The results are in. Some voters came out on a rainy Tuesday, November 7 to cast their vote on Election Day. Mayor Bill de Blasio maintains his reign as mayor of New York City and Rockaway voters came out to say they want Councilman Eric Ulrich to continue to serve the community. Here is a further breakdown of the results of all local elections.



De Blasio slid into victory with 66 percent of the vote to Nicole Malliotakis’ 28 percent. Sal Albanese took two percent of the vote while Akeem Browder, Michael Tolkin, Bo Dietl had one percent each.



Scott Stringer maintains his position as NYC Comptroller with a landslide 77 percent of the vote. Michel Faulkner had 20 percent, followed by Julia Willebrand with three percent and Alex Merced with one percent.


NYC Public Advocate

Letitia James maintains her role with 74 percent of the vote. Juan Carlos Polanco has 16 percent, Michael O’Reilly took eight percent, James Lane with two and Devin Balkind with one.


Queens Borough President

Queens loves Katz. Seventy-eight percent of the vote went to current Queens Borough President, Melinda Katz, while her challenger, William Kregler had 21 percent. Everly Brown had one percent of the vote.


City Council District 32

“I am truly grateful, humbled and honored to serve four more years as your Councilman,” Eric Ulrich said after this victory. “Thank you again from the bottom of my heart!” Ulrich had 66 percent of the vote to Mike Scala’s 34 percent.


Supreme Court – District 11

Queens had a choice of six judges and they voted democrat straight down the line out of the nine choices. The winners are David Elliot, Gregory Lasak, Michael Aloise, Jodi Orlow-Mackoff (who lives in Rockaway!), Richard Latin and Ulysses Leverett.

On the back of the ballot were three very important proposals to vote on, including the controversial proposal to host a Constitutional Convention. Here’s how New Yorkers voted:


Proposal 1 – Constitutional Convention

An overwhelming number voted against Con Con. Eighty-three percent, or more than two million people said NO, with 17 percent, or more than 500,000 saying YES.


Proposal 2 – Cut Public Pensions for Felons

New Yorkers gave the okay on this one, with 73 percent voting YES and 27 voting NO.

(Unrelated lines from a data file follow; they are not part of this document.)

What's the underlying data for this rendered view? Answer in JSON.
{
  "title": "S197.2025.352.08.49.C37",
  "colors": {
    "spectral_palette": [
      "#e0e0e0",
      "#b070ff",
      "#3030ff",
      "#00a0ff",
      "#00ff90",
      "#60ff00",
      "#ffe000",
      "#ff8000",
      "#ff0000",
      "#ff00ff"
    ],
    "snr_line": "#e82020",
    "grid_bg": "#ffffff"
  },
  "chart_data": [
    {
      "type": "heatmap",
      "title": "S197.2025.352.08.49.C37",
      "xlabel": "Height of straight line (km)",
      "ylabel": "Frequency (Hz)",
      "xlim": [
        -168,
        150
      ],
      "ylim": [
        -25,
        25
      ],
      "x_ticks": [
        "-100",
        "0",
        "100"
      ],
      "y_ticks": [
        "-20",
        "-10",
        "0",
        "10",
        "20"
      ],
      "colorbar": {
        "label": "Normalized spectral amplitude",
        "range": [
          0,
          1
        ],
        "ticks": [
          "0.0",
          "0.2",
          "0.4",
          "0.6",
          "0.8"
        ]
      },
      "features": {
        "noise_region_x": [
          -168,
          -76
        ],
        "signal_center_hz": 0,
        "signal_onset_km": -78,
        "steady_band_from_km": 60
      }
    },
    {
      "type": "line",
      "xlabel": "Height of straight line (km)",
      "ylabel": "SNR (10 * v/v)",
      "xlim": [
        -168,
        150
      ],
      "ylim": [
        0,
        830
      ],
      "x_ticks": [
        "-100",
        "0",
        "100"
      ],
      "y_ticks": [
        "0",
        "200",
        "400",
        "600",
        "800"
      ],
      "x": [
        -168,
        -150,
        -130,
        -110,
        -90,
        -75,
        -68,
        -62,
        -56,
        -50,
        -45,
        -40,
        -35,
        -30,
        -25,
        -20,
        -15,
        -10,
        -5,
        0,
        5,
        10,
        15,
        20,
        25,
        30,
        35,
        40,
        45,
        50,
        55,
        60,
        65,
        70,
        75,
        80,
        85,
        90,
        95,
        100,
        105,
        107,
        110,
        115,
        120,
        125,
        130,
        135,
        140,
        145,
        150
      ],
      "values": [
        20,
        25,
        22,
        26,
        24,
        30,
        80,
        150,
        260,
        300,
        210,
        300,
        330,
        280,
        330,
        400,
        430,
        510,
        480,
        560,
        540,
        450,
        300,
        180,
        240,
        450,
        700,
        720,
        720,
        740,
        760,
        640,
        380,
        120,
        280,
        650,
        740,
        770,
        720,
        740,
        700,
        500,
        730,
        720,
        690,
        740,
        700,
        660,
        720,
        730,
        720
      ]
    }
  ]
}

Proposal 3 – Modify Forest Preserve Lands

New York was split on this one, but the majority, 52 percent, voted YES to modifying forest preserve land, while 48 percent said NO. There was only about a 100,000 difference in votes.

The above results were reported in the New York Daily News. These reflect the latest results as of press time, when 99 percent of the votes were in.